First, there are two basic aspects relating to the custody of a child – legal custody and physical custody. Legal custody covers the responsibility and decision making regarding the child’s basic needs like for health, education and welfare. If only one parent has been given sole legal custody, then that parent can make all decisions relating to the children without consulting the other parent. Sometimes parents will be given joint legal custody and decisions will then have to be made jointly. There may be various degrees of custody depending on the individual case. For example, a parent may have legal custody, but they may also have a duty of consultation with the other parent to inform them prior to any decision being made. However, it is quite common that one parent will have the decision making authority to avoid a situation where the parties will become deadlocked and can’t reach a decision.
The other aspect of child custody law is the physical custody. This determines where the child will physically be living. Sole physical custody means the child will be primarily with one parent and will have visitation with the other parent. On the other end is true joint physical custody where the parents have equal time with the children. There may be other possibilities for physical custody.

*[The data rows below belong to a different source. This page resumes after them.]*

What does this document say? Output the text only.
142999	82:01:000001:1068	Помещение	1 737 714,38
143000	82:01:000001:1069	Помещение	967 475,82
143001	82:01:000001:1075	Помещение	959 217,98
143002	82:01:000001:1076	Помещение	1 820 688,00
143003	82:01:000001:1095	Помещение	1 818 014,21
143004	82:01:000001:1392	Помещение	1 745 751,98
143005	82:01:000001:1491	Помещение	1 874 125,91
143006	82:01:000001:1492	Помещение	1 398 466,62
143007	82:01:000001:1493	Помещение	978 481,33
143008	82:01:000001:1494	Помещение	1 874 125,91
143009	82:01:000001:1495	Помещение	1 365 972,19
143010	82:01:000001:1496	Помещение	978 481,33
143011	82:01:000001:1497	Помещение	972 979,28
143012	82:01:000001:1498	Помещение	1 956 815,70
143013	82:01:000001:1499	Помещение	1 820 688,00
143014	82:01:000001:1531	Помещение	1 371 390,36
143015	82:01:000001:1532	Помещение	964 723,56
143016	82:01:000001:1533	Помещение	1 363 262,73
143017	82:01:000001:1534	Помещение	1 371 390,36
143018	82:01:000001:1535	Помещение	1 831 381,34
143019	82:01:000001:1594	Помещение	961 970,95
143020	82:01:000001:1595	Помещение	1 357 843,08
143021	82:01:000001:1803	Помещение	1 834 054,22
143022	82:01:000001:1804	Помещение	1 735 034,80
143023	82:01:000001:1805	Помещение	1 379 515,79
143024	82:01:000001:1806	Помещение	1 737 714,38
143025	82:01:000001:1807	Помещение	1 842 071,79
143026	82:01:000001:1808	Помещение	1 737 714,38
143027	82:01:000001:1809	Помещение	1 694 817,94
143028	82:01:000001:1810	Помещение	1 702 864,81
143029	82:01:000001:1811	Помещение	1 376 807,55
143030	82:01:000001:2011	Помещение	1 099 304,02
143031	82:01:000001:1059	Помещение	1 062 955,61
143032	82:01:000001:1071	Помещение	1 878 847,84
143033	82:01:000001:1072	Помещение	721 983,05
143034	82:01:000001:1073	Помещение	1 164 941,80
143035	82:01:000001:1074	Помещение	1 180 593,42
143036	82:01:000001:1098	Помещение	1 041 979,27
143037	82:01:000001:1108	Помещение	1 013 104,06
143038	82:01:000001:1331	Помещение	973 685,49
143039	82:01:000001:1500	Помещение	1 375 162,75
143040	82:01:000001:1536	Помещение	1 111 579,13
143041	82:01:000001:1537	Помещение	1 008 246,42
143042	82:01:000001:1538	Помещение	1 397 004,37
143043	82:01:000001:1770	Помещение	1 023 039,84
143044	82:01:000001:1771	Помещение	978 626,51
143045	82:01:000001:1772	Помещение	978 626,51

Physical Custody is always open to disputes as each parent will want to fight for their own right first and foremost. However, the law will need to look at the best interest of the child first. However, the best interest of the child may not be easily defined in real life and what seems best to one party may not appear so to be to another party. .
The court will try to be fair to both parents but more often than not, equal time between parents is usually not possible or practical and one parent will have to make the sacrifice. I believe that parents should also accept that the needs of the child come first and not to focus only on what they themselves want. Too often parents focus only on why the other parent should not have custody and they fail to see their own shortcomings.
Emotions can run high in child custody disputes but in the end, the actual decision on each case must be based only on the facts of that case itself. Parents should avoid comparing custody cases of other people that they deem similar.
When there is an inevitable divorce, it is most important that parents work out a custody arrangement first, setting out how the parties will approach custody and visitation time with their children. Although the Courts can order a custodial arrangement, agreements reached directly between the parents will have the best chance of working out than those enforced by the Court in the event of legal disputes.